This is part two of a two-part post on the works of German artist Max Ernst. For a look at his paintings and for biographical notes see part one below.
Une semaine de bonté (A week of kindness) is a graphic novel and artist's book first published in 1934. It comprises 182 images created by cutting up and re-organizing illustrations from Victorian encyclopedias and novels.
The earliest collage books by Ernst, Répétitions and Les malheurs des immortels date from 1922, the year the artist moved to Paris. They were created in collaboration with poet Paul Eluard. Ernst went on to produce numerous collage-based paintings, and more collage books. The largest and most important before Une semaine de bonté were La femme 100 têtes (1929) and Rêve d'une petite fille qui voulut entrer au carmel (1930).
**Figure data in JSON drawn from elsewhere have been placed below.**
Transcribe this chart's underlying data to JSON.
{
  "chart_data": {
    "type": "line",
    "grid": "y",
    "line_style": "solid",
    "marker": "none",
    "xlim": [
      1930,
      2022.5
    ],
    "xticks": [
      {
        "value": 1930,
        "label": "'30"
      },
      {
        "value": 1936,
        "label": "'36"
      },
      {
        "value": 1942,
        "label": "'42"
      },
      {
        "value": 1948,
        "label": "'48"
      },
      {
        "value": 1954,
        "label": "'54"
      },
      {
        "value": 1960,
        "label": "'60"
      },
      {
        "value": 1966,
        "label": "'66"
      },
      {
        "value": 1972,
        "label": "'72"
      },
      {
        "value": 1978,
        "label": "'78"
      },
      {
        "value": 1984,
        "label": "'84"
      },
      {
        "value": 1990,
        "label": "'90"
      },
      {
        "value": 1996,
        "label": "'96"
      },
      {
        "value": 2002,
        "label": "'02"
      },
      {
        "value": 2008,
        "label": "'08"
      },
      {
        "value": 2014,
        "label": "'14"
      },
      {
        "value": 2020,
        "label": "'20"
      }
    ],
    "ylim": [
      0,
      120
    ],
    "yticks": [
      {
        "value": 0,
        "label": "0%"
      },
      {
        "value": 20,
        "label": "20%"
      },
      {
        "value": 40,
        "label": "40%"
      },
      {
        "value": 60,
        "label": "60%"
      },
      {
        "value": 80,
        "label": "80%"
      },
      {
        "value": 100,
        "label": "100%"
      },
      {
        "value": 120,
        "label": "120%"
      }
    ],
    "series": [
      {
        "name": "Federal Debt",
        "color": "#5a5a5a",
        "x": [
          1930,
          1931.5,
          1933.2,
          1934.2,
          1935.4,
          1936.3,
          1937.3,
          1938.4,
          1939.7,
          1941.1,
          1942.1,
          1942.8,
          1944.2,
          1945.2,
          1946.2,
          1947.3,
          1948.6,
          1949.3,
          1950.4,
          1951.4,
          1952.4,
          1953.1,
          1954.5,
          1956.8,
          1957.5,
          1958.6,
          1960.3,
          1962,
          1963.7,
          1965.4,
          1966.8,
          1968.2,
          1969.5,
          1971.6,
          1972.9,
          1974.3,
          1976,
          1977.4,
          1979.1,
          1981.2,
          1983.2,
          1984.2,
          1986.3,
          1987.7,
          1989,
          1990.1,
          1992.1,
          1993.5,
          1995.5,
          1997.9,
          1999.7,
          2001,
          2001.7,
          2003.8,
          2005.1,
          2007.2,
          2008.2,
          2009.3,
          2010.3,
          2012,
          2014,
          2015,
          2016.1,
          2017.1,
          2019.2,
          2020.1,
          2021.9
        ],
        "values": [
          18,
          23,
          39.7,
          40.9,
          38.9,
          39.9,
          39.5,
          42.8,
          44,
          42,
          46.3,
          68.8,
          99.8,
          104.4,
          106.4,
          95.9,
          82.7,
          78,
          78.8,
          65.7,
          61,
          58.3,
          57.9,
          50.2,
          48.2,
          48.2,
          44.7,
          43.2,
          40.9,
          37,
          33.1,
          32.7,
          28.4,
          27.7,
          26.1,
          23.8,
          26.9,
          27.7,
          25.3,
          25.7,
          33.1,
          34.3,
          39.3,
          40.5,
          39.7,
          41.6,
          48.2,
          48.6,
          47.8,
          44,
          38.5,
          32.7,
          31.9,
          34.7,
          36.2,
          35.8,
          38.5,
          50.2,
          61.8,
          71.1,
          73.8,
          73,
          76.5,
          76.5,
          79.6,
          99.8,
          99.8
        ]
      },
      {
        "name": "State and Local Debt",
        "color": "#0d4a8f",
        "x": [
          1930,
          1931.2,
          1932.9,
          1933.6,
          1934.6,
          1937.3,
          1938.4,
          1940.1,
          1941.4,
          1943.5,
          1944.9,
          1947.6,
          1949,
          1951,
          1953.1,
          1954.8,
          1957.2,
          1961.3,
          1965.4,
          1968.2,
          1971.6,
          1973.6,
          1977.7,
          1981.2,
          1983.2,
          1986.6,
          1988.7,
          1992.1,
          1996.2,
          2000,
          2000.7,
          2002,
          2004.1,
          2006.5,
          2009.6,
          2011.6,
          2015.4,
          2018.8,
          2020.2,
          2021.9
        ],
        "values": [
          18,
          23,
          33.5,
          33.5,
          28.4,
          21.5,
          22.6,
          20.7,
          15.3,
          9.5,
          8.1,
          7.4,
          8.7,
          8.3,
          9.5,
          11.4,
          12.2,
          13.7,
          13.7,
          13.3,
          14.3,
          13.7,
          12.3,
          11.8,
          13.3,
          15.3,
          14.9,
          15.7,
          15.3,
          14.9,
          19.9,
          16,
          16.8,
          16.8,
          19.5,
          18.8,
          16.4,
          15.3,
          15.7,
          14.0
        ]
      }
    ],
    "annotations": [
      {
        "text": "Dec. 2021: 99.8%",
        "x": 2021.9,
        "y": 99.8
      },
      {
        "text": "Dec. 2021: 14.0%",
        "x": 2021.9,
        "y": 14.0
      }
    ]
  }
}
Une semaine de bonté was completed in 1933 in just three weeks, during a visit to Italy. A few of Ernst's sources were identified: these include illustrations from a 1883 novel by Jules Mary, Les damnées de Paris, and possibly a volume of works by Gustave Doré Ernst purchased in Milan. The completed novel was first published in Paris in 1934 as a series of five pamphlets of 816 copies each
The work originally appeared in five volumes, but is actually divided into seven sections named after the days of the week, beginning with Sunday. The first four published volumes covered a day each, whereas the last volume covered three: Thursday, Friday, and Saturday. Each of the seven sections is associated with an element, and is provided with an example of the element, and an epigraph.
A contemporary version was published in 1978 as ‘Une Semaine de Bonté: A Surrealistic Novel in Collage’ by Max Ernst and Stanley Appelbaum.